This question comes from a beginner undergraduate who just read the definitions and likes to wonder things, so it is possible I'm asking too much. I appreciate your patience.
The setup
Let $(X_{i})_{i\in I}$ be a family of topological spaces and $(f_{i}\colon X\to X_{i})_{i\in I}$ a family of maps defined on $X$.
We put the initial (or weak) topology on $X$. We hold this for a while.
Now we take the cartesian product $\prod X_{i}$ and consider the product topology on it.
From the universal property of the product topology, there is a unique continuous map \begin{equation} X\to \prod X_{i} \end{equation} making the 'usual' diagrams commute.
Wikipedia says here that this map is known as the 'evaluation map'. They also say that this map is injective if and only if the family $(f_{i})_{i\in I}$ separates points.
The question
Do we know conditions under which this will be surjective?

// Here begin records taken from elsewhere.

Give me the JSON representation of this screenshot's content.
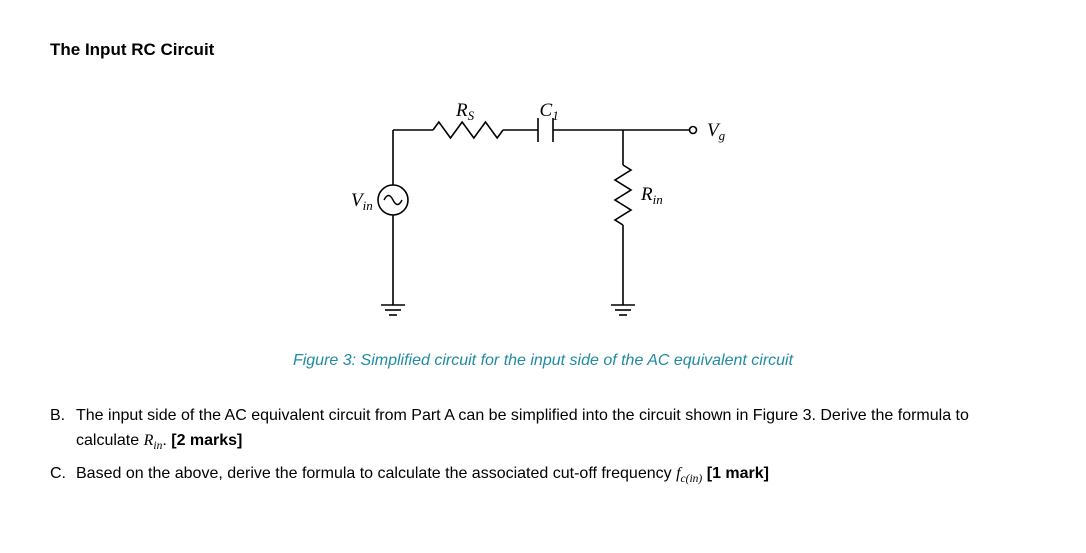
{
  "heading": "The Input RC Circuit",
  "figure": {
    "caption": "Figure 3: Simplified circuit for the input side of the AC equivalent circuit",
    "caption_color": "#1f8ba3",
    "labels": {
      "Rs": "R",
      "Rs_sub": "S",
      "C1": "C",
      "C1_sub": "1",
      "Vg": "V",
      "Vg_sub": "g",
      "Rin": "R",
      "Rin_sub": "in",
      "Vin": "V",
      "Vin_sub": "in"
    },
    "style": {
      "stroke": "#000000",
      "stroke_width": 1.6,
      "font_family": "Cambria Math, Times New Roman, serif",
      "label_fontsize": 19,
      "sub_fontsize": 13,
      "background": "#ffffff"
    }
  },
  "questions": {
    "B": {
      "marker": "B.",
      "text_pre": "The input side of the AC equivalent circuit from Part A can be simplified into the circuit shown in Figure 3. Derive the formula to calculate ",
      "sym": "R",
      "sym_sub": "in",
      "text_post": ". ",
      "marks": "[2 marks]"
    },
    "C": {
      "marker": "C.",
      "text_pre": "Based on the above, derive the formula to calculate the associated cut-off frequency ",
      "sym": "f",
      "sym_sub": "c(in)",
      "text_post": " ",
      "marks": "[1 mark]"
    }
  }
}
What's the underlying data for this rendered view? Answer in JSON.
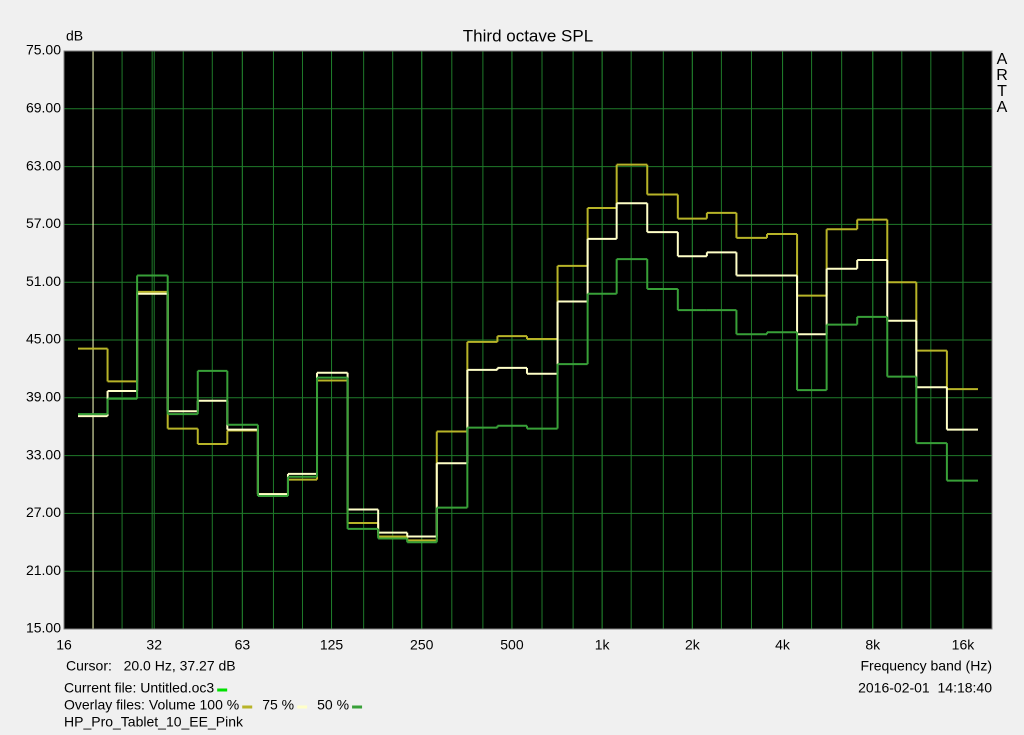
{
  "chart_data": {
    "type": "step",
    "title": "Third octave SPL",
    "ylabel": "dB",
    "xlabel": "Frequency band (Hz)",
    "watermark": "ARTA",
    "log_x": true,
    "grid": true,
    "xlim": [
      16,
      20000
    ],
    "xticks": [
      16,
      32,
      63,
      125,
      250,
      500,
      {
        "value": 1000,
        "label": "1k"
      },
      {
        "value": 2000,
        "label": "2k"
      },
      {
        "value": 4000,
        "label": "4k"
      },
      {
        "value": 8000,
        "label": "8k"
      },
      {
        "value": 16000,
        "label": "16k"
      }
    ],
    "ylim": [
      15,
      75
    ],
    "yticks": [
      {
        "value": 15,
        "label": "15.00"
      },
      {
        "value": 21,
        "label": "21.00"
      },
      {
        "value": 27,
        "label": "27.00"
      },
      {
        "value": 33,
        "label": "33.00"
      },
      {
        "value": 39,
        "label": "39.00"
      },
      {
        "value": 45,
        "label": "45.00"
      },
      {
        "value": 51,
        "label": "51.00"
      },
      {
        "value": 57,
        "label": "57.00"
      },
      {
        "value": 63,
        "label": "63.00"
      },
      {
        "value": 69,
        "label": "69.00"
      },
      {
        "value": 75,
        "label": "75.00"
      }
    ],
    "x": [
      20,
      25,
      31.5,
      40,
      50,
      63,
      80,
      100,
      125,
      160,
      200,
      250,
      315,
      400,
      500,
      630,
      800,
      1000,
      1250,
      1600,
      2000,
      2500,
      3150,
      4000,
      5000,
      6300,
      8000,
      10000,
      12500,
      16000
    ],
    "series": [
      {
        "name": "Volume 100 %",
        "color": "#b8b428",
        "values": [
          44.1,
          40.7,
          50.0,
          35.8,
          34.2,
          35.6,
          29.0,
          30.5,
          40.8,
          26.0,
          24.6,
          24.2,
          35.5,
          44.8,
          45.4,
          45.1,
          52.7,
          58.7,
          63.2,
          60.1,
          57.6,
          58.2,
          55.6,
          56.0,
          49.6,
          56.5,
          57.5,
          51.0,
          43.9,
          39.9
        ]
      },
      {
        "name": "75 %",
        "color": "#ffffc8",
        "values": [
          37.1,
          39.7,
          49.8,
          37.6,
          38.7,
          35.7,
          29.0,
          31.1,
          41.6,
          27.4,
          25.0,
          24.6,
          32.2,
          41.9,
          42.1,
          41.5,
          49.0,
          55.5,
          59.2,
          56.2,
          53.7,
          54.1,
          51.7,
          51.7,
          45.6,
          52.4,
          53.3,
          47.0,
          40.1,
          35.7
        ]
      },
      {
        "name": "50 %",
        "color": "#38a038",
        "values": [
          37.3,
          38.9,
          51.7,
          37.3,
          41.8,
          36.2,
          28.8,
          30.8,
          41.1,
          25.4,
          24.4,
          24.0,
          27.6,
          35.9,
          36.1,
          35.8,
          42.5,
          49.8,
          53.4,
          50.3,
          48.1,
          48.1,
          45.6,
          45.8,
          39.8,
          46.6,
          47.4,
          41.2,
          34.3,
          30.4
        ]
      }
    ],
    "cursor_x": 20,
    "cursor_label": "Cursor:   20.0 Hz, 37.27 dB",
    "current_file": "Current file: Untitled.oc3",
    "overlay_label": "Overlay files:",
    "file_name": "HP_Pro_Tablet_10_EE_Pink",
    "timestamp": "2016-02-01  14:18:40"
  }
}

What about a homeomorphism?
If this is too general, do we know additional conditions which give such a criterion?
I doubt there is any useful condition for the map $f:X\to\prod X_i$ to be surjective that isn't just a paraphrase of the definition. In practice, it very rarely is surjective.
However, if $f$ is a bijection, then it automatically is a homeomorphism: this follows almost immediately from the definition of the product topology and the initial topology. Indeed, the initial topology is defined to be generated by sets of the form $f_j^{-1}(U)=f^{-1}(\pi_j^{-1}(U))$ where $\pi_j:\prod X_i\to X_j$ is the $j$th projection and $U\subseteq X_j$ is open. The product topology on $\prod X_i$ is defined to be generated by sets of the form $\pi_j^{-1}(U)$. So when $f$ is a bijection, the sets generating the topology on $X$ are "the same" as the sets generating the topology on $\prod X_i$ (just pulled back by the bijection $f$), so $f$ is a homeomorphism. More generally, a similar argument shows that $f$ is automatically a homeomorphism onto its image if it is injective.